System requirements


Functional:

  • Cars should get the ticket when they enter the parking
  • Cars should be entering the parking only when there is enough space and space fits the type of the car
  • Cars should pay at exit by scanning the ticket


Non-Functional:

  • Scalability, system should handle large number of cars
  • Availability, cars shouldn't wait in long lines at the entrances or exits
  • Consistency, when the car gets the ticket, the system should see the most frequent data, otherwise the parking might be overloaded.



Capacity estimation

Max capacity is 100,000.

Let's say that in peak hour we get around 80,000 cars.

10% of lots would be for trucks

25% - for motorcycles

65% - for cars.


Number of exits should be proportional to the number of available parking lots.

If we have 80000 cars in one hour.

One car takes 20 seconds to enter.

80000/60 = 1333 cars arrive per minute

1333 / 3 = 440 cars arrive per 20 seconds


So we need approximately 440 entrances.

For simplicity let's say that for exit we need the same time, so we need 440 exits as well.


API design

POST

parkCar(type) - when the car tries to enter, system tries to park in the system, it gets the type of the car, looks at available slots, if it doesn't have any, returns an error response. Otherwise, returns the ticket.


POST

pay(ticketId, paymentType) - paying the ticket when exiting the parking. Returns receipt.





Database design

Database will be RDB, because we have structural data like parking type, ticket, car, receipt.





High-level design

  • Load balancer to balance the requests among the cluster of application servers
  • We will need a cluster of application servers that handles entrance and exit functionality.
  • Multinode RDB to store all the data.
  • Cache effectively retrieve frequently used data, in case of parking lot it would be useful to get availability of the parking space.
  • Queue should be used in case the parking doesn't have empty space.






Request flows

The car gets to the entrance, tries to get the ticket by providing the car type, the request goes to the application server, which gets the parking availability from the cache, in case there is no entry, gets the data from the DB and updates the cache afterwards.

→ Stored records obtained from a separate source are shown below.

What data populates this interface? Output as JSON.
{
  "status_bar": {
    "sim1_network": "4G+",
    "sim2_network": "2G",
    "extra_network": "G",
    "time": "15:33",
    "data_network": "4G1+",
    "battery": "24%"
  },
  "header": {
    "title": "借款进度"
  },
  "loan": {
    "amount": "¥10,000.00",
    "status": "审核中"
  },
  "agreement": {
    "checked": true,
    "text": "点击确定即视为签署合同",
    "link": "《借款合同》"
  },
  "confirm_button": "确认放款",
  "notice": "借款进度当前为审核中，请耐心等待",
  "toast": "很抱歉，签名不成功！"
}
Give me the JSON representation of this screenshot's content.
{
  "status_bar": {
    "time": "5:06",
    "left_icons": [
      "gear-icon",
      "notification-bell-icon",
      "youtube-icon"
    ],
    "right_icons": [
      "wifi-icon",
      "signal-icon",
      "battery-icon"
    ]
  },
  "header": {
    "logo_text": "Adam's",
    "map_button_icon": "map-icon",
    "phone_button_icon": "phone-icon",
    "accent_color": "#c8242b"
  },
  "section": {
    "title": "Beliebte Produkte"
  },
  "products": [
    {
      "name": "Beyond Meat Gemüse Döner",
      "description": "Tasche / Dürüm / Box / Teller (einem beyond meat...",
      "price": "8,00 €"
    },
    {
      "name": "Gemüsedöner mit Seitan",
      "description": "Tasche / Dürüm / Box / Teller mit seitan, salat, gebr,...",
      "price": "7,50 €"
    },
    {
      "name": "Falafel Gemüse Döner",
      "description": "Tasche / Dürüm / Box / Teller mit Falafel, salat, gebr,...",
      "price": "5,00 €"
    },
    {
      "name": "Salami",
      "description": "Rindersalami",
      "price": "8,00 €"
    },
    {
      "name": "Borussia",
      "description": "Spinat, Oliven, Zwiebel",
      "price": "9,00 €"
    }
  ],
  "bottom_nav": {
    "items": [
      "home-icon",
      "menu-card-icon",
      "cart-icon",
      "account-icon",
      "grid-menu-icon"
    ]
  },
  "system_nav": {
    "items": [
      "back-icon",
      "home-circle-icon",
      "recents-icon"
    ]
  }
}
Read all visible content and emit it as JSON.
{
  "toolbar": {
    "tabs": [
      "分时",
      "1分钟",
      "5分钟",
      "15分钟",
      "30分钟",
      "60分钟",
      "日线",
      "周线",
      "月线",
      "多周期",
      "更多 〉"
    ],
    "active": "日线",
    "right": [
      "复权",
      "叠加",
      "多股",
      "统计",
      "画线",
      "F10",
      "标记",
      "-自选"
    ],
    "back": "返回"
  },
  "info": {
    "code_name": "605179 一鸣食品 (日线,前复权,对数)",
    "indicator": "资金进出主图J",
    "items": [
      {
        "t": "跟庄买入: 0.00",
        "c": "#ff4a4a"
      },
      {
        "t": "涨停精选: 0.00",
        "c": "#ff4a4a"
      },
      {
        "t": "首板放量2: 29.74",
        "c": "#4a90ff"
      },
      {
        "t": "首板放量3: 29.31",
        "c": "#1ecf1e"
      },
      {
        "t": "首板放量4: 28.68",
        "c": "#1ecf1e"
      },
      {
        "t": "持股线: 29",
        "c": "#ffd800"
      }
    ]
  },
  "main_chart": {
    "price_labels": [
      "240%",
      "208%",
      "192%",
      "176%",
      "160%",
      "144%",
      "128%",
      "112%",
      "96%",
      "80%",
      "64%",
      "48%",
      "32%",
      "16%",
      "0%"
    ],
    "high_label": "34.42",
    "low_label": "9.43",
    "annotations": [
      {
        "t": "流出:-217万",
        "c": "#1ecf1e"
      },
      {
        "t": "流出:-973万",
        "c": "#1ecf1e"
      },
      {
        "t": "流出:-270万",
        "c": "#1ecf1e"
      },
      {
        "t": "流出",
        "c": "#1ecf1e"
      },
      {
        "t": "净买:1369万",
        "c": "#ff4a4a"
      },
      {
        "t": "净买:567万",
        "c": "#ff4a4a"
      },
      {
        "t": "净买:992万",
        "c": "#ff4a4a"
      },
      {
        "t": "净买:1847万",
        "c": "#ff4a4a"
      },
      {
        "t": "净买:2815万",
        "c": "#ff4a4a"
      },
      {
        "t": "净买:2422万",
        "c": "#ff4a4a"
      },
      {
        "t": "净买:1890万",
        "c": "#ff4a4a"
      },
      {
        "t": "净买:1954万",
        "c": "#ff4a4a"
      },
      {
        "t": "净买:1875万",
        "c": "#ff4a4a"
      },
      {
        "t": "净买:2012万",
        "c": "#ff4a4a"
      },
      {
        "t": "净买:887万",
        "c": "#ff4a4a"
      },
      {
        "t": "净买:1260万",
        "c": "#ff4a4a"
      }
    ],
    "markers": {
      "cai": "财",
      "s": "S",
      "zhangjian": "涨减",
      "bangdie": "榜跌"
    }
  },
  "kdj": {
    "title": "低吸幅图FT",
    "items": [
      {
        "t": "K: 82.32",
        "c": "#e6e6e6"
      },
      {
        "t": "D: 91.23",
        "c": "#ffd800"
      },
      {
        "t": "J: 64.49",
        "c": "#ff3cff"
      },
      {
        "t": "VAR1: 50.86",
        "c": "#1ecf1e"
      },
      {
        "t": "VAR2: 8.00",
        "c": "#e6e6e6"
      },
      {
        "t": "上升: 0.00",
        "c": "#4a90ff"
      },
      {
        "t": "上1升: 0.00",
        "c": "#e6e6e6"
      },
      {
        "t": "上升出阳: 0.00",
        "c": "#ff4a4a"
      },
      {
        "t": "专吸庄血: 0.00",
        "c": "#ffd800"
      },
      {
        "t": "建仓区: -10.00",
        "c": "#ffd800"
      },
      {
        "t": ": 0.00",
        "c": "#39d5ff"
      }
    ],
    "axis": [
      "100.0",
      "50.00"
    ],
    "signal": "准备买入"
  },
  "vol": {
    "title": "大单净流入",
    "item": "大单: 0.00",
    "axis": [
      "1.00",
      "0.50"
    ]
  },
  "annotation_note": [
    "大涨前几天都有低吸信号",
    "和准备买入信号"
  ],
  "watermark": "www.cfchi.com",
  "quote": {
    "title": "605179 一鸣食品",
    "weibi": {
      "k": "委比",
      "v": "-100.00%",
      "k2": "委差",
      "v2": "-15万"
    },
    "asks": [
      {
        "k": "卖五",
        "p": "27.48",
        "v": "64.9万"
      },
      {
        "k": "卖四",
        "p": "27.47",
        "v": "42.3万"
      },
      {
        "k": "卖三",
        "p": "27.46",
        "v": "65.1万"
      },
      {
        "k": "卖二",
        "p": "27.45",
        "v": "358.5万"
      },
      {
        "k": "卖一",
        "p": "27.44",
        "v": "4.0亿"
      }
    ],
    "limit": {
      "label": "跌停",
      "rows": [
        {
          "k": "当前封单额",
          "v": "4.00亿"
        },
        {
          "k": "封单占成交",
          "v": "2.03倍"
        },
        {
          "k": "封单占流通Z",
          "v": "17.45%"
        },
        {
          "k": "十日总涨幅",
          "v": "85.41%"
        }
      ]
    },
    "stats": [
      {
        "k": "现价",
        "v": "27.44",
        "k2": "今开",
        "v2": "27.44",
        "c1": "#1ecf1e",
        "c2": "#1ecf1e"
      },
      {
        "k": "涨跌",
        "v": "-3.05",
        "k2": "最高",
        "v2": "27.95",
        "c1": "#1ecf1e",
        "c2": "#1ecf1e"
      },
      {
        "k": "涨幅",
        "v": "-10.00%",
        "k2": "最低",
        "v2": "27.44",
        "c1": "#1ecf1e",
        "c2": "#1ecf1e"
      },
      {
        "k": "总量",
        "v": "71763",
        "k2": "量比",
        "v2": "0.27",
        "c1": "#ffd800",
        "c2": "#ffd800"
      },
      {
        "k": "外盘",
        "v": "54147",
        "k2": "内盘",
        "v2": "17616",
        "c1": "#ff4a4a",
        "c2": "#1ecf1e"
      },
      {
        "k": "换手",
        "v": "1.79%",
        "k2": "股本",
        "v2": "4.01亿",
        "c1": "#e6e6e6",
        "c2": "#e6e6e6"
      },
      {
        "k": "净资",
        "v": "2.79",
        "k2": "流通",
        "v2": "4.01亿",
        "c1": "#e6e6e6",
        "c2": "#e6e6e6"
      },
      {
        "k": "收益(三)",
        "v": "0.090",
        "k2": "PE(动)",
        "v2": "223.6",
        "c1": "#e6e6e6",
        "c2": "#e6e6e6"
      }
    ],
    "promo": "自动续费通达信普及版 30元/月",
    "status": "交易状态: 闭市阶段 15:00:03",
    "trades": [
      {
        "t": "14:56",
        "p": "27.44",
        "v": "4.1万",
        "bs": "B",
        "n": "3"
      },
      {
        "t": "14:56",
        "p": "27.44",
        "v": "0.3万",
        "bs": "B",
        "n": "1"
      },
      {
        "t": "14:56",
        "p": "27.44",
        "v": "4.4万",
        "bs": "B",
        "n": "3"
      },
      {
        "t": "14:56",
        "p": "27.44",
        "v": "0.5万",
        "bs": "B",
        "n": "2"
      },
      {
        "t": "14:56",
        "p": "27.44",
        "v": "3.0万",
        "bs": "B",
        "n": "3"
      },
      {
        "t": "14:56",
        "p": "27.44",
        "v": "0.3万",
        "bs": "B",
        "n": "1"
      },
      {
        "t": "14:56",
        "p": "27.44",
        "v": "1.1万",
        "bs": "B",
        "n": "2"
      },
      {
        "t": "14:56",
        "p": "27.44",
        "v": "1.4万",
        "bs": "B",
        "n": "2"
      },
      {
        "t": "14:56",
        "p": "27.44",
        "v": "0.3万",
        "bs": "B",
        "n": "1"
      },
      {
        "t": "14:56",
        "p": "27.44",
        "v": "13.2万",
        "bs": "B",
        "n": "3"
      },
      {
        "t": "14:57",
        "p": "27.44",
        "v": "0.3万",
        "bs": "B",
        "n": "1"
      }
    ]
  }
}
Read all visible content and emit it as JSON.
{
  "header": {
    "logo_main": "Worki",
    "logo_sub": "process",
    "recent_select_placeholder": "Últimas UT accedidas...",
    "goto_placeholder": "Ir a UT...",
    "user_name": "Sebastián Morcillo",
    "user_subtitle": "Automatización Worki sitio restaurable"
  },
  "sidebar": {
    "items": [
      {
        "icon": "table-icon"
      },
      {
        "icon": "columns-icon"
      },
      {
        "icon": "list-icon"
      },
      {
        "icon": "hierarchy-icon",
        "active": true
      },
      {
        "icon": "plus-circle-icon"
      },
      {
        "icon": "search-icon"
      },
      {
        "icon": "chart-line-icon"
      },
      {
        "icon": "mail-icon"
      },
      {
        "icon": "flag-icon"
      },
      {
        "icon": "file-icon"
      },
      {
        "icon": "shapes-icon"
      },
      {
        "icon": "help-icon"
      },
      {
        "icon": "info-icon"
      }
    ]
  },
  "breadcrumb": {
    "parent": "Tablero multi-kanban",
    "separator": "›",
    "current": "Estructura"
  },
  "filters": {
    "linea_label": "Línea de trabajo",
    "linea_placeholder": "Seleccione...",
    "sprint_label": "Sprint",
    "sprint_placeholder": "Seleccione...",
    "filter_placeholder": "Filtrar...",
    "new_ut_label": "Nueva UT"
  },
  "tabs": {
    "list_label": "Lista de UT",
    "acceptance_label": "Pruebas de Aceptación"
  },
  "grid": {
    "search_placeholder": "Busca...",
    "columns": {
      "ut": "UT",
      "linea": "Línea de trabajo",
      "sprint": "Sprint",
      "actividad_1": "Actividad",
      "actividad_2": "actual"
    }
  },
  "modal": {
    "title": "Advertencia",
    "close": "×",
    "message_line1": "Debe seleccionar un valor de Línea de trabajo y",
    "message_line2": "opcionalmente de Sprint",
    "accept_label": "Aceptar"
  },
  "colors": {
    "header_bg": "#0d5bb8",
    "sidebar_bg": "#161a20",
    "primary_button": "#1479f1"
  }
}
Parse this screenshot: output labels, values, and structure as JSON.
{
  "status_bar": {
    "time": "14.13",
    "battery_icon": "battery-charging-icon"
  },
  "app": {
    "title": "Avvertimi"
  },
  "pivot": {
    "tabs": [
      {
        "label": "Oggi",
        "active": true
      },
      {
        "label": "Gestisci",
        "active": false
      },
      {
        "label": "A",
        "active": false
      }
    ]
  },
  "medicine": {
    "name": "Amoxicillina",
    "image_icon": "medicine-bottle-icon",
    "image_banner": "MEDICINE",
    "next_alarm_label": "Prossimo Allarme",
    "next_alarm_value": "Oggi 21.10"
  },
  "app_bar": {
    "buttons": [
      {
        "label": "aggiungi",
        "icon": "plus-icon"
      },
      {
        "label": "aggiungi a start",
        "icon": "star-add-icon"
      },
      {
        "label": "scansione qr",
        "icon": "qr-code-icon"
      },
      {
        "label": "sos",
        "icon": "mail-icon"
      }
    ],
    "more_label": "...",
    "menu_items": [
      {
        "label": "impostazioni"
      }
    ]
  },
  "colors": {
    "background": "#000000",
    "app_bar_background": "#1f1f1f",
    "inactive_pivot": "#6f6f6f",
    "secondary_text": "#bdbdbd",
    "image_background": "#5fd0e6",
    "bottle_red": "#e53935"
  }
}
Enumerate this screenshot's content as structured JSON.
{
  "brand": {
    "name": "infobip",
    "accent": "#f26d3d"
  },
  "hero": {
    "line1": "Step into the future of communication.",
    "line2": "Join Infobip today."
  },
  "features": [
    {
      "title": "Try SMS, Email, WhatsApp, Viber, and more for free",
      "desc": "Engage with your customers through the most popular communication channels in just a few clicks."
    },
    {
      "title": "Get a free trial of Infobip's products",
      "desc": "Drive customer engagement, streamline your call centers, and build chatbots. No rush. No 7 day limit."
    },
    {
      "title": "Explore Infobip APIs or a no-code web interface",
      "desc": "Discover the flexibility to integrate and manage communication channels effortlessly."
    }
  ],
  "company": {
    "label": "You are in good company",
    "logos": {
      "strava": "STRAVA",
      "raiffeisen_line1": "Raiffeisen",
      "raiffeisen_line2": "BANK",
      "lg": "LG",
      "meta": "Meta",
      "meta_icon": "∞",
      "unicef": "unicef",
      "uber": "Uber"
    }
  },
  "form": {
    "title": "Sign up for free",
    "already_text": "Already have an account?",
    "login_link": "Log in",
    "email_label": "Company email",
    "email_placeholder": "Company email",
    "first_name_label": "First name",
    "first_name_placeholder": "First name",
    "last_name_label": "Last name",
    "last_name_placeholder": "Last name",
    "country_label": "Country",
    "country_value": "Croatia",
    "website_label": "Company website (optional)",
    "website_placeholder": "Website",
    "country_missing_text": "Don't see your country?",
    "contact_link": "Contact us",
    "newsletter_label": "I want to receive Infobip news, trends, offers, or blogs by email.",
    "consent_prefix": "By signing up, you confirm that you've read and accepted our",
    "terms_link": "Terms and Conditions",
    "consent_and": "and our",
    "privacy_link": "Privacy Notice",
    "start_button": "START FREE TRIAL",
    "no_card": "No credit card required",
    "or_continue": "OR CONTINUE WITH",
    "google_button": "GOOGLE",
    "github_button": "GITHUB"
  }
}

The same flow is for checking out at the exit, but without using the cache, and checking the parking availability.





Detailed component design

The space in the DB can be divided into car type + number of available slots.


LRU cache eviction policy works well here. But our cache won't be overflowed ever, because we don't need much data in there.

Cache can actually be stored in the application as a structure, because we don't store a lot of data in there.


We can replicate an application server to avoid SPOF. We don't need checkpointing because our server is stateless.


Application server will use the Queue structure to handle the cars that were denied due to space limit. It will use First In First Out.


There is no much need of sharding the DB, due to low amount of data. But sync replication to a couple of nodes will work well to avoid SPOF.


In case the ticket was lost, we will have an entry with the car plate in the system, time of arrival, bill, name of the driver etc.



Trade offs/Tech choices

We could be using a dedicated cache as a separate server, which would provide us decoupling, but it is not worth the effort and cost, as it can the data is small in case of the parking system, and we can easily reload it from the RDB.


Alternative to sync replication in the DB, would be async, which would speed up write requests, but in the parking system we highly value consistency over a little write latency.




Failure scenarios/bottlenecks

In case all our application servers fail, we would lose the cache, as it is co-located with the application servers, but it would be pretty easy to restore it from the DB.


If we get to many cars at once at multiple entries, we will face latency in our system, due to sync replication.





Future improvements

Separate entrance from exit servers to separate the load.